Ning Kuang tossiu, visivelmente constrangido, e olhou de lado para Jing Xi, que já parecia uma estátua de gelo.

"Com essa sua técnica, por que está tão assustada por ter visto um 'fantasma'?" Jing Xi finalmente falou, dando passos em direção ao lugar onde Bai Zheng estava.

"Chefe, que bobagem a sua. Como o senhor poderia ser um fantasma? Hehehe..." Mei Ge forçou uma risada, olhando para suas próprias roupas femininas, sentindo-se cada vez mais envergonhada e desejando sumir debaixo da terra.

Bai Zheng olhou para o homem parado ali e logo se lembrou de que ele era um subordinado de Jing Anli. Não tinha sido ele quem a capturara em Tongxian e a levara para a Casa Vermelha?

Como ele estava com Jing Xi? E, sendo ali o harém, como Jing Xi pôde trazê-lo para dentro?

"O que está esperando? Por que não a leva embora logo? Estou achando a presença dela cada vez mais irritante!"

As palavras de Jing Xi foram duras. Bai Zheng supôs que ele estivesse irritado pelo fato de Mei Ge ter ignorado a etiqueta da corte ao comer à mesma mesa que ela. Aos olhos dos antigos, a hierarquia era algo levado muito a sério.

Ao ouvir a ordem, Ning Kuang apressou-se a cumprimentar, avançou rapidamente e puxou Mei Ge do chão, sem se importar com a gordura nas mãos dela, segurando-a e saindo do aposento. "Majestade, este seu servo se retira."

Ele lançou um olhar a Bai Zheng e inclinou a cabeça em respeito. "Minha senhora, peço que me perdoe por qualquer ofensa."

Embora não soubesse se Ning Kuang se referia ao incidente em Tongxian ou se pedia desculpas por Mei Ge, Bai Zheng sorriu levemente, indicando que não guardava mágoas.

Mei Ge olhou timidamente para Jing Xi. Bai Zheng aproveitou a chance para fazer um sinal de "ok" para ela. Mei Ge viu, mas, infelizmente, não entendeu, e acabou indo embora com Ning Kuang, com uma expressão de total confusão.

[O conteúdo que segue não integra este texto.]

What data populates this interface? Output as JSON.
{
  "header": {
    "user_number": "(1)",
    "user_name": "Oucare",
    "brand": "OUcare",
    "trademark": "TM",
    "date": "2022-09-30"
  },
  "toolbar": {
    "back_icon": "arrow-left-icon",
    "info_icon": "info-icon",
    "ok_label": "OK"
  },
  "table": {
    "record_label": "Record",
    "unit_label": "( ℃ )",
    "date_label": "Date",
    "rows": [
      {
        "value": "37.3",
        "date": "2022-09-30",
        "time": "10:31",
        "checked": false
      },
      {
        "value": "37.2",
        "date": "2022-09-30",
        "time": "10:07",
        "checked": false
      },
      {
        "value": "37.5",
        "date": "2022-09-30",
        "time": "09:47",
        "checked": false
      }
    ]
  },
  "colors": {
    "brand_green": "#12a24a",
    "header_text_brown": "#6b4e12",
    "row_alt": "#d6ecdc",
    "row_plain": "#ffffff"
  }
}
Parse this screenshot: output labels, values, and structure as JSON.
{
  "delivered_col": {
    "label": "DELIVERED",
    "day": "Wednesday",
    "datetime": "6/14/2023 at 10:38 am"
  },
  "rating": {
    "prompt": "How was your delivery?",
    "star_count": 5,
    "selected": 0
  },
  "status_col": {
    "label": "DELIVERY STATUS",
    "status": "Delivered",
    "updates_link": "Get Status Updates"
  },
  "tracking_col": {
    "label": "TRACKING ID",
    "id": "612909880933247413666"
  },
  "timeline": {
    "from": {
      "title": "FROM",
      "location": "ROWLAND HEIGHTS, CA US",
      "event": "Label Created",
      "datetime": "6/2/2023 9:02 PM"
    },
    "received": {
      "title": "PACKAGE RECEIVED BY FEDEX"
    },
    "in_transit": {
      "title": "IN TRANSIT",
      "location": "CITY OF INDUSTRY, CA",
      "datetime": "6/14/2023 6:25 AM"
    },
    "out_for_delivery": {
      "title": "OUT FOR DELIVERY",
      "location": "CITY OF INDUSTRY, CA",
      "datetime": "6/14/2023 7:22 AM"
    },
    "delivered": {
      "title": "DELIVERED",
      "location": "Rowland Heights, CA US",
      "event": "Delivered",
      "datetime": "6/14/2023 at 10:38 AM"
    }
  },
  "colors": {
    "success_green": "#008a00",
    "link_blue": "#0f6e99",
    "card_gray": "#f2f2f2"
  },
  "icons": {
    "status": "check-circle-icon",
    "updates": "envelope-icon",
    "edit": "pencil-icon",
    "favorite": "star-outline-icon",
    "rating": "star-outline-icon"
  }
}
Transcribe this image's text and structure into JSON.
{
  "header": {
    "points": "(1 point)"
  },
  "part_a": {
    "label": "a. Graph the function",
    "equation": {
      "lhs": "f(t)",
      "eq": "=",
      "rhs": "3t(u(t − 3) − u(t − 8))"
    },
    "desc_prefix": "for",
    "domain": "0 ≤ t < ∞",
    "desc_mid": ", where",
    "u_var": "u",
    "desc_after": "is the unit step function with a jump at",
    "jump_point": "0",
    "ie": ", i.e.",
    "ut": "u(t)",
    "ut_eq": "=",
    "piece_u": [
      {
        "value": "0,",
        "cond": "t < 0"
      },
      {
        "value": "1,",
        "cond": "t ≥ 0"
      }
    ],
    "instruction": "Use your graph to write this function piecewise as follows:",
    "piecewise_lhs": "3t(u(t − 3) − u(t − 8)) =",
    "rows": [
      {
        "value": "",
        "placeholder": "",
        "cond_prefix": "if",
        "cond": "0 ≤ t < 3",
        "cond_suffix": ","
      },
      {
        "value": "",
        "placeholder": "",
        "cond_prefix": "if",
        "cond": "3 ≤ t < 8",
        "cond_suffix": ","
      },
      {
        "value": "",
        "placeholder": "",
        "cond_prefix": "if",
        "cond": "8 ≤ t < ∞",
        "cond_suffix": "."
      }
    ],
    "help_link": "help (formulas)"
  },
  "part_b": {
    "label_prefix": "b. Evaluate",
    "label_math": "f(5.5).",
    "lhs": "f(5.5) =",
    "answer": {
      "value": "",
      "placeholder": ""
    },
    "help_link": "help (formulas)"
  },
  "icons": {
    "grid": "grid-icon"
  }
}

Jing Xi sentou-se, olhou para a mesa bagunçada e ordenou que a retirassem, pedindo que servissem novos pratos.

"Ning Kuang agiu por necessidade na época; eu já o castiguei, não guarde raiva dele." Jing Xi colocou uma tigela de arroz diante de Bai Zheng.

"Não faz mal. Ele estava infiltrado ao lado de Jing Anli como seu espião, trabalhando para você; já deve ter sido difícil o suficiente, por que eu haveria de ter raiva dele?" Bai Zheng pegou os palitinhos e, ao olhar para os acompanhamentos, sentiu o apetite despertar.

"Heh. Você pensou nisso? Não é tão tola quanto pensei. Parece que meu critério para escolher mulheres não é tão ruim." Jing Xi olhou para ela com aprovação e entregou-lhe os palitinhos.

"O potencial de cada pessoa é infinito. Muitas coisas não sabemos ao nascer, nem somos incapazes de aprender. É preciso aprender a fazer." Bai Zheng olhou para o vazio, lembrando-se das ameaças que Liu Feixue lhe fizera no beco; era como se falasse consigo mesma, ou talvez respondesse a Jing Xi.

Jing Xi estreitou os olhos e a trouxe para perto, abraçando-a. "Hoje é a Véspera de Ano Novo, vim especialmente para estar com você."

"Na verdade, ter a companhia de Mei Ge era o mesmo. Você deveria passar mais tempo com a Imperatriz Mãe." Bai Zheng disse isso metade por despeito, metade por sinceridade.

Jing Xi apertou o abraço e, após um silêncio, disse em um tom profundo: "Não vim para fazer companhia a você. Vim para que você faça companhia a mim."

Bai Zheng virou o rosto para olhar Jing Xi e captou um lampejo de melancolia em seus olhos. Seu coração estremeceu, sentindo uma mistura de dor e dúvida. Mas, ao refletir, compreendeu. Como monarca, Jing Xi parecia possuir uma honra suprema, mas quem poderia entender a carga e a pressão que ele carregava?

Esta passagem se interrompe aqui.